本当の親子ではないけれど、実の息子のように思っていると。
「ゴブに、母さんが心配してたって伝えておくれ。彼を愛し、幸せを願っているとね。」
キャロルの元へグレタがやってきた。
注文や食料品のことを話しあっている。
仲良さそうに話をする2人を見て、アズクハルの頼みを聞くことは止めにした。
2000キャップ払おうじゃないか。
差し出された2000キャップを見て、アズクハルが頷いた。
「なるほど。わかった。」
2000キャップと引き換えに、カロンの契約書を手に入れた!
早速カロンに声をかけよう。
相も変わらずナインス・サークルの片隅に立ち続けるカロン。
にこにこしながら近づいてくるPatrickのほうを見ようともしなかった。
『やぁ。』
「・・・。」
『君を雇いたいんだ。』
「知らん。アズクハルに聞け。」
いつものように応えるカロンに向かって、契約書を見せる。
少しだけ表情が動いた。
『僕がアンタを雇うことになる。契約書も持っている。』
「・・・アズクハルから契約書を買い取ったと、そういうことか?」
『そう。もう君のボスはアズクハルじゃない。』
ちょっと待っててくれ。
そう言うとカロンは徐にアズクハルの元へと向かう。
さよならでも言うのかなと思いながらカロンを見守る。
自分の目の前にカロンが現れたのを見て、アズクハルも、そう考えたらしい。
「どうしたカロン。」
「・・・あいつが、契約書を買い取ったと聞いた。本当だな?」
「その通りだ、カロン。さようならを言いに来たのか?」
背負っていたショットガンを手に取ると、何も言わずにアズクハルに向かって放った。
その銃声に、周りにいる酒場の客たちも一瞬息を飲んだ。
しかしカロンがアズクハルに向かって放った一発だとわかると、口々に、さもありなんと語り出す。

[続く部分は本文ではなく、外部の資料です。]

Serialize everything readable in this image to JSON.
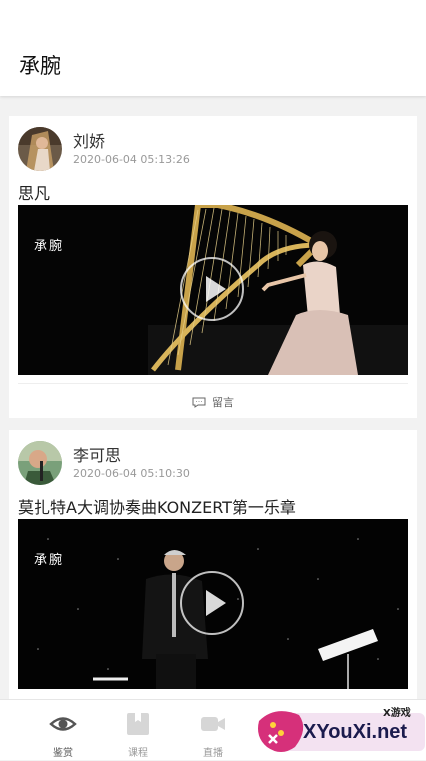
{
  "header": {
    "title": "承腕"
  },
  "posts": [
    {
      "author": "刘娇",
      "timestamp": "2020-06-04 05:13:26",
      "title": "思凡",
      "watermark": "承腕",
      "comment_label": "留言"
    },
    {
      "author": "李可思",
      "timestamp": "2020-06-04 05:10:30",
      "title": "莫扎特A大调协奏曲KONZERT第一乐章",
      "watermark": "承腕"
    }
  ],
  "bottom_nav": {
    "items": [
      {
        "label": "鉴赏",
        "icon": "eye-icon",
        "active": true
      },
      {
        "label": "课程",
        "icon": "book-icon",
        "active": false
      },
      {
        "label": "直播",
        "icon": "video-camera-icon",
        "active": false
      }
    ]
  },
  "ad_overlay": {
    "brand": "XYouXi.net",
    "tag": "X游戏"
  },
  "colors": {
    "background": "#f2f2f2",
    "card": "#ffffff",
    "video": "#000000",
    "muted": "#999999"
  }
}
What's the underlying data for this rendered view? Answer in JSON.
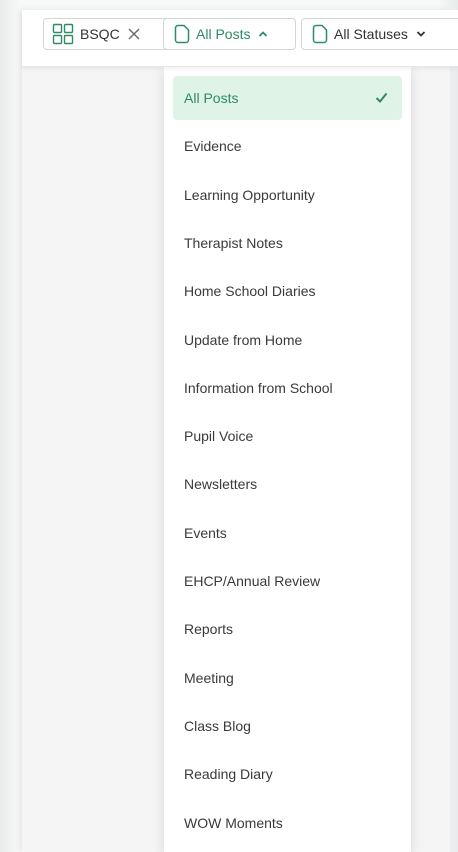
{
  "filters": {
    "school": {
      "label": "BSQC",
      "icon": "grid-icon",
      "trailing_icon": "close-icon"
    },
    "posts": {
      "label": "All Posts",
      "icon": "document-icon",
      "trailing_icon": "chevron-up-icon"
    },
    "status": {
      "label": "All Statuses",
      "icon": "document-icon",
      "trailing_icon": "chevron-down-icon"
    }
  },
  "post_menu": {
    "selected": "All Posts",
    "items": [
      "All Posts",
      "Evidence",
      "Learning Opportunity",
      "Therapist Notes",
      "Home School Diaries",
      "Update from Home",
      "Information from School",
      "Pupil Voice",
      "Newsletters",
      "Events",
      "EHCP/Annual Review",
      "Reports",
      "Meeting",
      "Class Blog",
      "Reading Diary",
      "WOW Moments"
    ]
  },
  "colors": {
    "accent": "#2e8b63",
    "selected_bg": "#dff3e7",
    "text": "#3a3a3a",
    "border": "#cfd6d3"
  }
}
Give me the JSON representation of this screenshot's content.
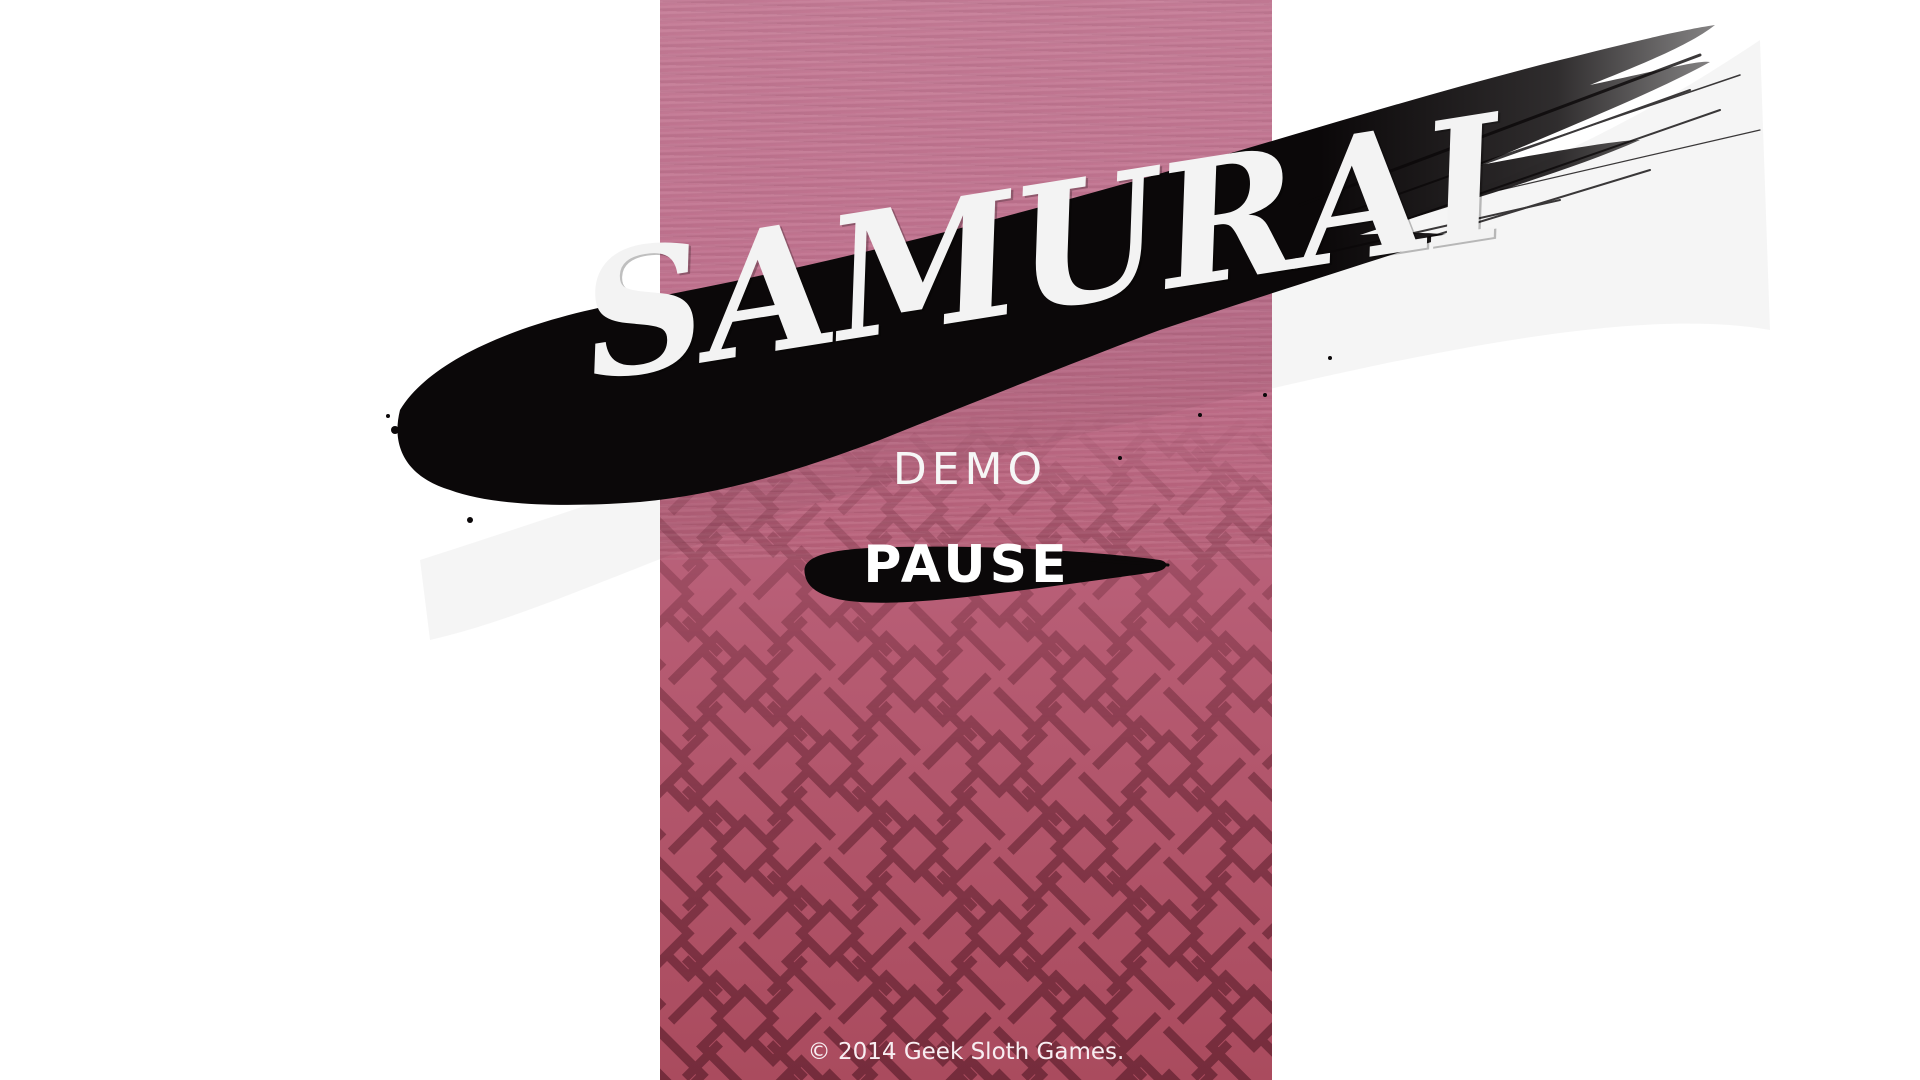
{
  "game": {
    "logo_title": "SAMURAI",
    "subtitle": "DEMO",
    "menu": {
      "pause_label": "PAUSE"
    },
    "footer": {
      "copyright": "© 2014 Geek Sloth Games."
    }
  },
  "colors": {
    "panel_top": "#c47a95",
    "panel_bottom": "#aa4b5e",
    "pattern_line": "#5c1c2a",
    "ink": "#0b0809",
    "text": "#ffffff"
  }
}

カロンは蔑んだような表情で足元に倒れているアズクハルに一瞥をくれると、Patrickの元へと戻ってきた。
『え?ど、どうして?』
「アズクハルは悪魔だ。奴が契約書を持っている限り、逆らえなかった。」
『う、うん。』
「ともかく、これからは新しい主に仕えよう。」
※クエスト:Hired Helpはカロンを雇うためのもの。Pip-Boyにも載らないミニクエスト。以降カルマに関わらずカロンを雇うことが可能。